Kinoshita, Y. and H. Fraser How textual priming can undermine legal safeguards intended to protect juries from misleading transcripts.

(they also have a written version of this research, please see below the video for more detail).

This work presents new research about indistinct audio. Some people may be familiar with this audio, and what is purported to be in it, from some of Helen Fraser’s previous work. Before watching Yuko Kinoshita presenting this work just below, you could first experience the audio here (in the 1:36 video) – highly recommended so you will understand what participants were faced with.

The aims of this new research are two-fold:

  1. To Investigate the relationship between the listener’s confidence, perception, and priming.
  2. To produce tangible and digestible information which helps discussions on reform of the legal system around handling of indistinct speech evidence.

To see what Kinoshita & Fraser found in their new study, you can watch Yuko giving the IAFPA presentation in full in just below [20 minutes]. 

 

Fraser & Kinoshita (2021) publication

The associated written version of this paper which was recently published is:

Fraser, H., & Kinoshita, Y. (2021). Injustice arising from the unnoticed power of priming: How lawyers and even judges can be misled by unreliable transcripts of indistinct forensic audio. Criminal Law Journal, 45(3).

You can get in touch with Helen Fraser if you want to access a copy (see here for email address details).
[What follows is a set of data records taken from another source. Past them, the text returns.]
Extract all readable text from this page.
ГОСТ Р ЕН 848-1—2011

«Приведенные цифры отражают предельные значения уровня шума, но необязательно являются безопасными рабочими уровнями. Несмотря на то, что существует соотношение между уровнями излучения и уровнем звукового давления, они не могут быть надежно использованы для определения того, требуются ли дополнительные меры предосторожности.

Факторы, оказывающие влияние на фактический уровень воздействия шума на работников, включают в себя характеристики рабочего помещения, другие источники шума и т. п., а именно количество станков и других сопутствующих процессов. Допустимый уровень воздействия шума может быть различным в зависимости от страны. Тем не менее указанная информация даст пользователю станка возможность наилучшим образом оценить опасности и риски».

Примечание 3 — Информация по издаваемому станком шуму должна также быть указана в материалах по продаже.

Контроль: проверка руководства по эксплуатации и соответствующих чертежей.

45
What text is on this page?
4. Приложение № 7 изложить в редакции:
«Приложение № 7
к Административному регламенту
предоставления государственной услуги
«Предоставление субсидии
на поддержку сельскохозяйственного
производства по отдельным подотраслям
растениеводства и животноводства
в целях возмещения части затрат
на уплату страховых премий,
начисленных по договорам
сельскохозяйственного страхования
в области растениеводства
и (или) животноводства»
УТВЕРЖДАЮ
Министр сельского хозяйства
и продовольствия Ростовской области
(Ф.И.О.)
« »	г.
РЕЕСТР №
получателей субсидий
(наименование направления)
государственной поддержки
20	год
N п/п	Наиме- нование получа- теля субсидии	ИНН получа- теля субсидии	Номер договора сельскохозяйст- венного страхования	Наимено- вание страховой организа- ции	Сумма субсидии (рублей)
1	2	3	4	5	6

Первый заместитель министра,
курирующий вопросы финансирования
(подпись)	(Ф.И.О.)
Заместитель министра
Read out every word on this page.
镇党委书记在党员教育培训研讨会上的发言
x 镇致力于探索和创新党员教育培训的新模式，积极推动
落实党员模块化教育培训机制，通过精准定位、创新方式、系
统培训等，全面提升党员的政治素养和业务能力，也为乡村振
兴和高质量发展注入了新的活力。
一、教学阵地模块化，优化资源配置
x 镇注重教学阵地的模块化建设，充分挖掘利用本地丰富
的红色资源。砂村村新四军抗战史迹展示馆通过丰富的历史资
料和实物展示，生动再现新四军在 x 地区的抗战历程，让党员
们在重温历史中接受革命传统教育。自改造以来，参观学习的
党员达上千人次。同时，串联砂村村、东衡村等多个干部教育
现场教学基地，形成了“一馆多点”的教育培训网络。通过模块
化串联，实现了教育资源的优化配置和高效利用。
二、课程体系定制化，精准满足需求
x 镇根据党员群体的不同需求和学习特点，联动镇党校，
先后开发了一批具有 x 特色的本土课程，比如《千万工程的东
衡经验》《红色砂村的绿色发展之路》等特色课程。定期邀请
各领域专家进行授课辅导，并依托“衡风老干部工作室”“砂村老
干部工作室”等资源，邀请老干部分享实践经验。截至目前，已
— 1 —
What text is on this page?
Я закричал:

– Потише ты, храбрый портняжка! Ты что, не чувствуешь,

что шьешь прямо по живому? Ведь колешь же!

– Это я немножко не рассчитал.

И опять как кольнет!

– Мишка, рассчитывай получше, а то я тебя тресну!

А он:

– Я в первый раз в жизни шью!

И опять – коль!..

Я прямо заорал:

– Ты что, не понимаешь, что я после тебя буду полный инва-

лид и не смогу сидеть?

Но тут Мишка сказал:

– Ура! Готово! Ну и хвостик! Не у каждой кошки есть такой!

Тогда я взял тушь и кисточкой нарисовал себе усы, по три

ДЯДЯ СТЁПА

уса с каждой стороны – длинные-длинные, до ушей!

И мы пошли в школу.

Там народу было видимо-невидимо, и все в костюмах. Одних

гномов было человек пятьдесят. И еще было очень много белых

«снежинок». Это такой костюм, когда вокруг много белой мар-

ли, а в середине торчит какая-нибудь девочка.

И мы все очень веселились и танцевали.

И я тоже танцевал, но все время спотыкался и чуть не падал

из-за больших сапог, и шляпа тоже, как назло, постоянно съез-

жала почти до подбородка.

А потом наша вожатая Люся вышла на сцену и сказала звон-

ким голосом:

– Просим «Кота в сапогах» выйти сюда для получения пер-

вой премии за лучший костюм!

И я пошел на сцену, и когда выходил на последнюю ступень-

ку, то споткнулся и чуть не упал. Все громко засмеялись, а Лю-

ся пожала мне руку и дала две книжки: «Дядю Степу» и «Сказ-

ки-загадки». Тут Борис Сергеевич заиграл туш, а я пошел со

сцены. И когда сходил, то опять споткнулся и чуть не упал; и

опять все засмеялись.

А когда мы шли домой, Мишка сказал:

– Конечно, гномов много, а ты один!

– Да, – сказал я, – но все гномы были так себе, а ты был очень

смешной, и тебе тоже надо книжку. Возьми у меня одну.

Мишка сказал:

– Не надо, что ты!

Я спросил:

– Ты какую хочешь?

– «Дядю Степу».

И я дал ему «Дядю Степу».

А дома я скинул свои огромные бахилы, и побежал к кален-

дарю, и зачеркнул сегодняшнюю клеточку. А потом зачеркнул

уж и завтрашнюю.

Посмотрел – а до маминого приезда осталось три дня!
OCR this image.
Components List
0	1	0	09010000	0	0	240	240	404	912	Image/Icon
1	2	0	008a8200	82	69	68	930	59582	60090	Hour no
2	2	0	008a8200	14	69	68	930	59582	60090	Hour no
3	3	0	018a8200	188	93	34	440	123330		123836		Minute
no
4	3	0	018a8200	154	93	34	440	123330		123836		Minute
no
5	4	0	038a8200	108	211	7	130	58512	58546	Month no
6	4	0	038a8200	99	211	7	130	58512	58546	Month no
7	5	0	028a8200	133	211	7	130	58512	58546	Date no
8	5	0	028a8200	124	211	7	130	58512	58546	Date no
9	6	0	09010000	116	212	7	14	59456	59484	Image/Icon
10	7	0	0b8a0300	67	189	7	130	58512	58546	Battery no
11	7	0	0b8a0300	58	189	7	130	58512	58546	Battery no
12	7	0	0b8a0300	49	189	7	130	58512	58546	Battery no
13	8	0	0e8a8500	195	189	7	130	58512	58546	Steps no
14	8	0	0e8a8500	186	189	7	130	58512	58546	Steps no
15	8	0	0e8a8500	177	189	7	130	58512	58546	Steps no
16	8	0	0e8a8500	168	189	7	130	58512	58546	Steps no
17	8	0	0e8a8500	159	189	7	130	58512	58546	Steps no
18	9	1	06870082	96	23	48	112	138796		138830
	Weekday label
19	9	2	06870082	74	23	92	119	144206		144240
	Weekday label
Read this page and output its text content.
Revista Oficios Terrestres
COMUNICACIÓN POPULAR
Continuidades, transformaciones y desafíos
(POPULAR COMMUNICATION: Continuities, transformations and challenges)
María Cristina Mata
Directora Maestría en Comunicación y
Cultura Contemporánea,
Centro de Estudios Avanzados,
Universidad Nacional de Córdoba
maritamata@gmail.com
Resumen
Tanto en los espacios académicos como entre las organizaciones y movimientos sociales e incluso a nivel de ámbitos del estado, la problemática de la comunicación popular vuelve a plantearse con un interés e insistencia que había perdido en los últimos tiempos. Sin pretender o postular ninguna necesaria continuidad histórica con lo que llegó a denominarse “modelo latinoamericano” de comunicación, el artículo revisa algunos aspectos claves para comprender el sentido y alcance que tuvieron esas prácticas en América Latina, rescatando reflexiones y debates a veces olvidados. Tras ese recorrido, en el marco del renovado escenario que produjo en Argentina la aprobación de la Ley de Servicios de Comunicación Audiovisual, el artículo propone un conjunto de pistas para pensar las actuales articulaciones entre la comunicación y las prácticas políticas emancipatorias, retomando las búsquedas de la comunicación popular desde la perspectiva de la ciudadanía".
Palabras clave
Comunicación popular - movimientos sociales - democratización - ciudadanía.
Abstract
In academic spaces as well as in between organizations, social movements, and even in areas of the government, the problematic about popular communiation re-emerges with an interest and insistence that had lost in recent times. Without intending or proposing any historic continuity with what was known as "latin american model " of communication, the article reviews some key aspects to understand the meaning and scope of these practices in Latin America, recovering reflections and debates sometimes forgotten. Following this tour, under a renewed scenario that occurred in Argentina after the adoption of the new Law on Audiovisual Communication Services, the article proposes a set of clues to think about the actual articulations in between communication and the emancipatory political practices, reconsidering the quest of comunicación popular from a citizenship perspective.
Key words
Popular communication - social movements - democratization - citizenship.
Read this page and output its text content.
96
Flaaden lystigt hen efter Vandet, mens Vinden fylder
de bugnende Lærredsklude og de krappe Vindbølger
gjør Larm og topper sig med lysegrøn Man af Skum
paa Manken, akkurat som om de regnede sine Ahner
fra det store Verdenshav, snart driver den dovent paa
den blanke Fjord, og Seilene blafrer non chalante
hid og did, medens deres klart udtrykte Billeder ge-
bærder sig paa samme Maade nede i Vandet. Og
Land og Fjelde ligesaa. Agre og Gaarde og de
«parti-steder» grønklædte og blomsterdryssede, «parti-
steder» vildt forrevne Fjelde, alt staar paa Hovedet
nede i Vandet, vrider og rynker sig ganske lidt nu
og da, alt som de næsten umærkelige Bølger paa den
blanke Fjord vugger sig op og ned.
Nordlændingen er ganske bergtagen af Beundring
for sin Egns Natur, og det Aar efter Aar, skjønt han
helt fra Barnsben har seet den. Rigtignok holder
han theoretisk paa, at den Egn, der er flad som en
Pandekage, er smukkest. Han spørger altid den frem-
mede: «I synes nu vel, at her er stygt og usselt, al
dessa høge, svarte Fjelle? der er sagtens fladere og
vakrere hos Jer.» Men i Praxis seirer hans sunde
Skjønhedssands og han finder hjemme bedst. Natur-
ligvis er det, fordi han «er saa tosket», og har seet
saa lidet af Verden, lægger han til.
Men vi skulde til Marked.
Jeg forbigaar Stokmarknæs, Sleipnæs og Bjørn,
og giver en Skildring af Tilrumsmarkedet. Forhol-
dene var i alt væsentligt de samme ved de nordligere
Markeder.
Abstract of Fraser and Kinoshita (2021): Current law allows police transcripts to assist juries in understanding the content of indistinct forensic audio – with a number of legal safeguards intended to mitigate any risk that an inaccurate transcript might mislead the jury. The problem is that the safeguards rely on lawyers and judges gaining a sense of personal confidence that they hear words suggested by the transcript. The present article describes a new experiment showing that personal confidence is a poor indicator of perceptual accuracy, since listeners can be easily and unwittingly “primed” to hear words suggested by an inaccurate transcript. This confirms previous research suggesting current safeguards are inadequate, adds new findings regarding the effect of an alternative suggestion, and supports the need for an evidence-based process ensuring all indistinct forensic audio used in court is accompanied by a reliable transcript. It also indicates there is an urgent need to change legal procedures for admission of transcripts of indistinct forensic audio used as evidence in criminal trials.